Un quadro che si incupisce ancor più se si verifica l’indice di Buona sanità dei sistemi sanitari regionali con un’altra classifica presentata da Marco Vecchietti, consigliere delegato di RBM Assicurazione Salute nel corso del convegno “Secondo pilastro sanitario e bilateralità territoriale nella prospettiva della Riforma del Titolo V della Costituzione» che si è tenuto a Venezia. Nelle prime cinque posizioni al primo posto c’è la Lombardia, seguita da Emilia Romagna, Veneto, Friuli Venezia Giulia, le province autonome di Trento e Bolzano. A chiudere ultime classificate Lazio, Sicilia, Basilicata, Sardegna e Calabria.
Per la prima volta, la ricerca svela il vero volto del panorama sanitario, facendo emergere anche i sistemi sanitari regionali più e meno efficienti ed efficaci. «Ciò che vorrei sottolineare – ribadisce Vecchietti – è che la “Buona salute” richiede finanziamenti ed investimenti adeguati. Le Regioni con una spesa sanitaria pro capite maggiore mediamente hanno liste di attesa più basse e livelli di soddisfazione dei cittadini più elevati».

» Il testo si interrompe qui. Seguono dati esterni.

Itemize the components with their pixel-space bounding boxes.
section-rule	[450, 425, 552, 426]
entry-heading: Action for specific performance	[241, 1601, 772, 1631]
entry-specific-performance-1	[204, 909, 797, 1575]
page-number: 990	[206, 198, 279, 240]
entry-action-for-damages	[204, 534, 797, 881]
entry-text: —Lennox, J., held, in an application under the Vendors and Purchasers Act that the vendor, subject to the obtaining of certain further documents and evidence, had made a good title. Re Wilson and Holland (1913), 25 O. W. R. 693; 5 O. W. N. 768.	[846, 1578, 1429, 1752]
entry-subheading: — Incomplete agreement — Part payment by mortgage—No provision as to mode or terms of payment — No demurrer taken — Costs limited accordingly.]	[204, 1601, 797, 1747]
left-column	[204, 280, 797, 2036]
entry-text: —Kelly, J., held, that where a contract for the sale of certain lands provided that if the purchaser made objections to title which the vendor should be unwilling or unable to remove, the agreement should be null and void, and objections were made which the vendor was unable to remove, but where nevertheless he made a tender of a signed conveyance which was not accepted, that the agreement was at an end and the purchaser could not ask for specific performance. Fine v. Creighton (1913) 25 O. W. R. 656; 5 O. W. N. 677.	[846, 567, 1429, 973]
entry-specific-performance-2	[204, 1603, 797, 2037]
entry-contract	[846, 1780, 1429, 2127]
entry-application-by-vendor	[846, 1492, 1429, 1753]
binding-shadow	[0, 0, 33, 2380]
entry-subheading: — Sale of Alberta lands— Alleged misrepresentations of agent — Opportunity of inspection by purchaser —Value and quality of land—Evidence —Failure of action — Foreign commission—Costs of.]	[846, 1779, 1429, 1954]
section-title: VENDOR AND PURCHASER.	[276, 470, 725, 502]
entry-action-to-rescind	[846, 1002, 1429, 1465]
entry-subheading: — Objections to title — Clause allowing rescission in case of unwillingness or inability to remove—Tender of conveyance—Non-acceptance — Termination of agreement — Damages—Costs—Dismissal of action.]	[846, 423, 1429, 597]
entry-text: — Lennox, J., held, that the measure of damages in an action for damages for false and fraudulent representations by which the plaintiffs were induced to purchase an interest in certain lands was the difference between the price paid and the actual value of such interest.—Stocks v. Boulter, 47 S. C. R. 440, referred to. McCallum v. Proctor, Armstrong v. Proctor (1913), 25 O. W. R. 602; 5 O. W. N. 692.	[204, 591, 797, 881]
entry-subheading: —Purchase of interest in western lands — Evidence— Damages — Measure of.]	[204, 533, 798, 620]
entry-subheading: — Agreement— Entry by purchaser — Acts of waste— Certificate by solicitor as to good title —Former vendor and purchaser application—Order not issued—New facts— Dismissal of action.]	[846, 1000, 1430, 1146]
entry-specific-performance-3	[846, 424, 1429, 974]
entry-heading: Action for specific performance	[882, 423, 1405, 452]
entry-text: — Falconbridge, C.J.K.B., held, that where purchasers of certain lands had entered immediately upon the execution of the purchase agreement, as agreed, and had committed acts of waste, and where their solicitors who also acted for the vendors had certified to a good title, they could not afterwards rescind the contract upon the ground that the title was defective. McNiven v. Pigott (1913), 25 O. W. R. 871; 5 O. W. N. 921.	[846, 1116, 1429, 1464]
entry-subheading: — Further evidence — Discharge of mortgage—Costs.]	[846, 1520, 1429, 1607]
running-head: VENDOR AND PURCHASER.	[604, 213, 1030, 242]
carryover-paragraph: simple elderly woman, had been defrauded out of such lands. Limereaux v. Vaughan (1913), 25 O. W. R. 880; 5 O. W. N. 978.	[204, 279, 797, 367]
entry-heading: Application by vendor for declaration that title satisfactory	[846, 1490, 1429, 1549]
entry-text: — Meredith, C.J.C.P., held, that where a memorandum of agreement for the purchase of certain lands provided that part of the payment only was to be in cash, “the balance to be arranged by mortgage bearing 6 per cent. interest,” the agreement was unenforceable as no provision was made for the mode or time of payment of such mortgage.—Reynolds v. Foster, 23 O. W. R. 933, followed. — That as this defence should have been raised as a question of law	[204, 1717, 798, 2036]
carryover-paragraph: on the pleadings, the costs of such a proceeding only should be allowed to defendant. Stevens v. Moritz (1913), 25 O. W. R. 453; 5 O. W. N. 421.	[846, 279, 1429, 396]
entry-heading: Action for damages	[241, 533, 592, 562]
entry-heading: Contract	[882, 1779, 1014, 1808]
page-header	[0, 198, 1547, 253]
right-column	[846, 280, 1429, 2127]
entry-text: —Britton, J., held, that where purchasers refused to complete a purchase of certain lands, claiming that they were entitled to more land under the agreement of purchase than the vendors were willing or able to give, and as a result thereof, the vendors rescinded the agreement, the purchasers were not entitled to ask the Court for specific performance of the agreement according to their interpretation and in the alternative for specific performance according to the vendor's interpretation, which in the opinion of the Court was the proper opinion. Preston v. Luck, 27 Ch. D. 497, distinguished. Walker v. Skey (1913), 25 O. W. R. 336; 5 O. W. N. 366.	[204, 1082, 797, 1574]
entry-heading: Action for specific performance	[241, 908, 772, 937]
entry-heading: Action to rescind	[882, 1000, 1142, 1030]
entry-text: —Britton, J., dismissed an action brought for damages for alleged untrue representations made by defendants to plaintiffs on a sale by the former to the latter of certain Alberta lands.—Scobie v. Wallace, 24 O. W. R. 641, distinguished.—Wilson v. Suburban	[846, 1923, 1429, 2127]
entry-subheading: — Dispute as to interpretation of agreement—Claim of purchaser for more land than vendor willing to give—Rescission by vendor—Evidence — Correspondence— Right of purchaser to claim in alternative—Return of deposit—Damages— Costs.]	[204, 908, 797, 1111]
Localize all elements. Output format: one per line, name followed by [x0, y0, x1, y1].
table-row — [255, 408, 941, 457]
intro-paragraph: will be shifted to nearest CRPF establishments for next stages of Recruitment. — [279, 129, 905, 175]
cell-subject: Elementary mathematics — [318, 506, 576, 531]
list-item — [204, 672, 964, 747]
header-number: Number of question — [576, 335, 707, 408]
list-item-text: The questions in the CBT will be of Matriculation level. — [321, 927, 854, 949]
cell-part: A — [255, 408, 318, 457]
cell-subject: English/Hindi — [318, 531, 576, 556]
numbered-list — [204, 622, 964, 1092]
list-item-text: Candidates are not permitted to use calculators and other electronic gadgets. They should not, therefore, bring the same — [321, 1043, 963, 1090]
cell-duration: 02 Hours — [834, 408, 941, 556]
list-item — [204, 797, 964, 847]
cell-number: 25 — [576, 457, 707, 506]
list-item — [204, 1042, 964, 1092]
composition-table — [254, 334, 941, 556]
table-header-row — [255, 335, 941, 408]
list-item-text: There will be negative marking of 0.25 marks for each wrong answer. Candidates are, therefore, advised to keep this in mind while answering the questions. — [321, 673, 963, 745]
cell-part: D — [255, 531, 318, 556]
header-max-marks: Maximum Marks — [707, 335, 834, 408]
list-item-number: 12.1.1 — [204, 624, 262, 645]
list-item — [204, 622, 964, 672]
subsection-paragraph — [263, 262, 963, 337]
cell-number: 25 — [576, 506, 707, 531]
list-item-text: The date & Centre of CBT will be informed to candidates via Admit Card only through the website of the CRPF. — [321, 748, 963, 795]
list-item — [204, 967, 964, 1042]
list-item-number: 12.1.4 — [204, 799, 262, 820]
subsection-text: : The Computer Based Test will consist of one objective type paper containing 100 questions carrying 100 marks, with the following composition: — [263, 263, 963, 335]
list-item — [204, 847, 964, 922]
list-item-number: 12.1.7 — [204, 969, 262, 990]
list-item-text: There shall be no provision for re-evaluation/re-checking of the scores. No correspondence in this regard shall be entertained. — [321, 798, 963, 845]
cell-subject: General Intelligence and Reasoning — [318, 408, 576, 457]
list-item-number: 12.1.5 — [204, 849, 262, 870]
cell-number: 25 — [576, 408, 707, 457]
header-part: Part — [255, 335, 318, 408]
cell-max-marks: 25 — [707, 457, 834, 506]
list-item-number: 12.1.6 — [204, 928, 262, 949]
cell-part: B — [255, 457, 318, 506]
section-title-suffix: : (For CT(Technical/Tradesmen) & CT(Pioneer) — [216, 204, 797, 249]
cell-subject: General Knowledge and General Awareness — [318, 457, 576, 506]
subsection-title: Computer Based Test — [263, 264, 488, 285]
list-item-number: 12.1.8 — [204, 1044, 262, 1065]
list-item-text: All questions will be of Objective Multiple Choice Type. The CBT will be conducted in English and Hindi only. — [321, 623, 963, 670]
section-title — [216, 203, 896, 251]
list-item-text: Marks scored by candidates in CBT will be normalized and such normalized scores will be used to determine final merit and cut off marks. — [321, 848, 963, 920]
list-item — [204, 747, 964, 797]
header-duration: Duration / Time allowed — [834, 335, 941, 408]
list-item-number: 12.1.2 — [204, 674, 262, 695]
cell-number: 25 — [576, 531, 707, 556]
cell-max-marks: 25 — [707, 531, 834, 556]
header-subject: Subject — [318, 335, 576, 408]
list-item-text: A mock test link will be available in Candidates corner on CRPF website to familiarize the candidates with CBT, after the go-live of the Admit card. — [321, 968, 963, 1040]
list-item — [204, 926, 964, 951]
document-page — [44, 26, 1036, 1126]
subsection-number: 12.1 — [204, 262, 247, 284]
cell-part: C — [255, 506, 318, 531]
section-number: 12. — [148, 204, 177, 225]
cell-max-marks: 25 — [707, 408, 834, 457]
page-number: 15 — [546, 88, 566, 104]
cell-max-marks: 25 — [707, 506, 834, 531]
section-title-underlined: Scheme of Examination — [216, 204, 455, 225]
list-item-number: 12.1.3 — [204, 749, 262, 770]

Al convegno era presente anche Federico Gelli, responsabile sanità del Partito Democratico che con il referendum ormai alle porte ha detto: «con la riforma costituzionale se vincerà il Sì, avremo una sanità senza quelle derive federaliste che hanno portato in questi anni all’esplosione della spesa sanitaria e all’aumento della distanza tra regioni del Nord e del Sud. Il sistema salute trarrà quindi straordinari vantaggi e sarà in grado di garantire una maggiore equità ed uniformità delle prestazioni su tutto il territorio nazionale. Alla luce di quale sarà l’esito referendario dovremo poi riflettere sulle risorse che comprendono anche un’ingente quota di spesa privata, tema già inserito nella riforma della sanità voluta nel 1999 dall’allora ministro Rosy Bindi».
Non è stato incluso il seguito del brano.